Con un minimo di ritegno, ma proprio un minimo, ha riconosciuto che non c’erano le condizioni per sostenere l’aggravante di eversione dell’ordine democratico, aprendo per altro un buco enorme nel teorema accusatorio, e che forse alcuni degli imputati potevano pure essere lasciati liberi. Giusto per dimostrarsi disponibile a rinunciare a qualcosa, data l’assoluta assenza durante il processo di un qualsivoglia fondamento che desse sostegno all’accusa, per ottenere almeno un parziale risultato. Dunque le richieste sono: assoluzione per sette imputati, 2 anni come partecipanti all’associazione per dieci, 3 anni e 6 mesi per tre accusati di essere i promotori e 4 anni per chi è stata indicata come capa.
Tre dei difensori hanno fatto la loro requisitoria dopo quella della pm. Nell’udienza del 17 marzo proseguiranno altri e il 31 marzo termineranno le arringhe della difesa. La corte, nel pomeriggio del 31, si ritirerà in camera di consiglio per decidere la sentenza.

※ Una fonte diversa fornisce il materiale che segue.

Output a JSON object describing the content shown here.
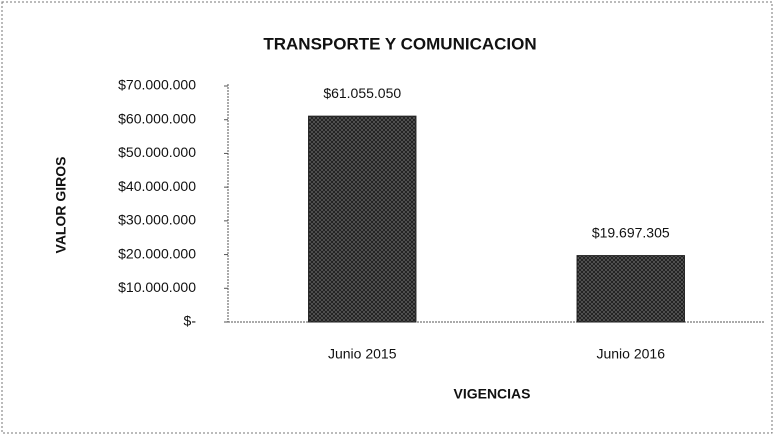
{
  "chart_data": {
    "type": "bar",
    "title": "TRANSPORTE Y COMUNICACION",
    "x_label": "VIGENCIAS",
    "y_label": "VALOR GIROS",
    "categories": [
      "Junio 2015",
      "Junio 2016"
    ],
    "values": [
      61055050,
      19697305
    ],
    "value_labels": [
      "$61.055.050",
      "$19.697.305"
    ],
    "color": "#1e1e1e",
    "ylim": [
      0,
      70000000
    ],
    "yticks": [
      {
        "value": 0,
        "label": "$-"
      },
      {
        "value": 10000000,
        "label": "$10.000.000"
      },
      {
        "value": 20000000,
        "label": "$20.000.000"
      },
      {
        "value": 30000000,
        "label": "$30.000.000"
      },
      {
        "value": 40000000,
        "label": "$40.000.000"
      },
      {
        "value": 50000000,
        "label": "$50.000.000"
      },
      {
        "value": 60000000,
        "label": "$60.000.000"
      },
      {
        "value": 70000000,
        "label": "$70.000.000"
      }
    ],
    "grid": false
  }
}
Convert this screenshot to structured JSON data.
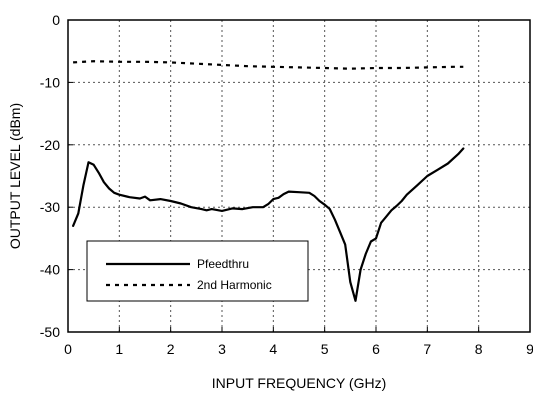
{
  "chart_data": {
    "type": "line",
    "xlabel": "INPUT FREQUENCY (GHz)",
    "ylabel": "OUTPUT LEVEL (dBm)",
    "xlim": [
      0,
      9
    ],
    "ylim": [
      -50,
      0
    ],
    "x_ticks": [
      "0",
      "1",
      "2",
      "3",
      "4",
      "5",
      "6",
      "7",
      "8",
      "9"
    ],
    "y_ticks": [
      "0",
      "-10",
      "-20",
      "-30",
      "-40",
      "-50"
    ],
    "grid": true,
    "legend_position": "bottom-left",
    "series": [
      {
        "name": "Pfeedthru",
        "style": "solid",
        "color": "#000000",
        "points": [
          [
            0.1,
            -33.0
          ],
          [
            0.2,
            -31.0
          ],
          [
            0.3,
            -26.5
          ],
          [
            0.4,
            -22.8
          ],
          [
            0.5,
            -23.2
          ],
          [
            0.6,
            -24.5
          ],
          [
            0.7,
            -26.0
          ],
          [
            0.8,
            -27.0
          ],
          [
            0.9,
            -27.7
          ],
          [
            1.0,
            -28.0
          ],
          [
            1.2,
            -28.4
          ],
          [
            1.4,
            -28.6
          ],
          [
            1.5,
            -28.3
          ],
          [
            1.6,
            -28.9
          ],
          [
            1.8,
            -28.7
          ],
          [
            2.0,
            -29.0
          ],
          [
            2.2,
            -29.4
          ],
          [
            2.4,
            -30.0
          ],
          [
            2.6,
            -30.3
          ],
          [
            2.7,
            -30.5
          ],
          [
            2.8,
            -30.3
          ],
          [
            3.0,
            -30.6
          ],
          [
            3.2,
            -30.2
          ],
          [
            3.4,
            -30.3
          ],
          [
            3.6,
            -30.0
          ],
          [
            3.8,
            -30.0
          ],
          [
            3.9,
            -29.5
          ],
          [
            4.0,
            -28.7
          ],
          [
            4.1,
            -28.5
          ],
          [
            4.2,
            -27.9
          ],
          [
            4.3,
            -27.5
          ],
          [
            4.5,
            -27.6
          ],
          [
            4.7,
            -27.7
          ],
          [
            4.8,
            -28.2
          ],
          [
            4.9,
            -29.0
          ],
          [
            5.0,
            -29.6
          ],
          [
            5.1,
            -30.3
          ],
          [
            5.2,
            -32.0
          ],
          [
            5.3,
            -34.0
          ],
          [
            5.4,
            -36.0
          ],
          [
            5.5,
            -42.0
          ],
          [
            5.6,
            -45.0
          ],
          [
            5.7,
            -40.0
          ],
          [
            5.8,
            -37.5
          ],
          [
            5.9,
            -35.5
          ],
          [
            6.0,
            -35.0
          ],
          [
            6.1,
            -32.5
          ],
          [
            6.2,
            -31.5
          ],
          [
            6.3,
            -30.5
          ],
          [
            6.4,
            -29.8
          ],
          [
            6.5,
            -29.0
          ],
          [
            6.6,
            -28.0
          ],
          [
            6.8,
            -26.5
          ],
          [
            7.0,
            -25.0
          ],
          [
            7.2,
            -24.0
          ],
          [
            7.4,
            -23.0
          ],
          [
            7.6,
            -21.5
          ],
          [
            7.7,
            -20.6
          ]
        ]
      },
      {
        "name": "2nd Harmonic",
        "style": "dashed",
        "color": "#000000",
        "points": [
          [
            0.1,
            -6.8
          ],
          [
            0.5,
            -6.6
          ],
          [
            1.0,
            -6.7
          ],
          [
            1.5,
            -6.7
          ],
          [
            2.0,
            -6.8
          ],
          [
            2.5,
            -7.0
          ],
          [
            3.0,
            -7.2
          ],
          [
            3.5,
            -7.4
          ],
          [
            4.0,
            -7.5
          ],
          [
            4.5,
            -7.6
          ],
          [
            5.0,
            -7.7
          ],
          [
            5.5,
            -7.8
          ],
          [
            6.0,
            -7.7
          ],
          [
            6.5,
            -7.7
          ],
          [
            7.0,
            -7.6
          ],
          [
            7.5,
            -7.5
          ],
          [
            7.7,
            -7.5
          ]
        ]
      }
    ]
  }
}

Per ora ci limitiamo a dire che l’intera operazione sin dal suo inizio, con arresti e sequestro dello Spazio di Documentazione Fuoriluogo, è stata palesemente voluta per liberare la città da elementi fastidiosi e per dare un segnale forte, per minacciare chiunque intenda lottare senza preoccuparsi troppo di non commettere reati, di rispettare il piano della legalità. Il summit, tra l’allora commissaria sindaco Cancellieri, funzionari della digos, Maroni ministro dell’interno e chissà chi altri, convocato a seguito di “attentati” a sedi di Eni, Ibm e Lega Nord, segnò l’inizio dell’operazione repressiva. Questo è l’insieme di poteri che ha sostenuto l’impianto accusatorio, del resto assolutamente infondato dal punto di vista probatorio. Non è che ciò ci sembri particolarmente strano, forniamo semplicemente la descrizione di una delle tante operazione dei “signori del sistema dominante” che abbiamo fin qui avuto l’opportunità di seguire passo per passo.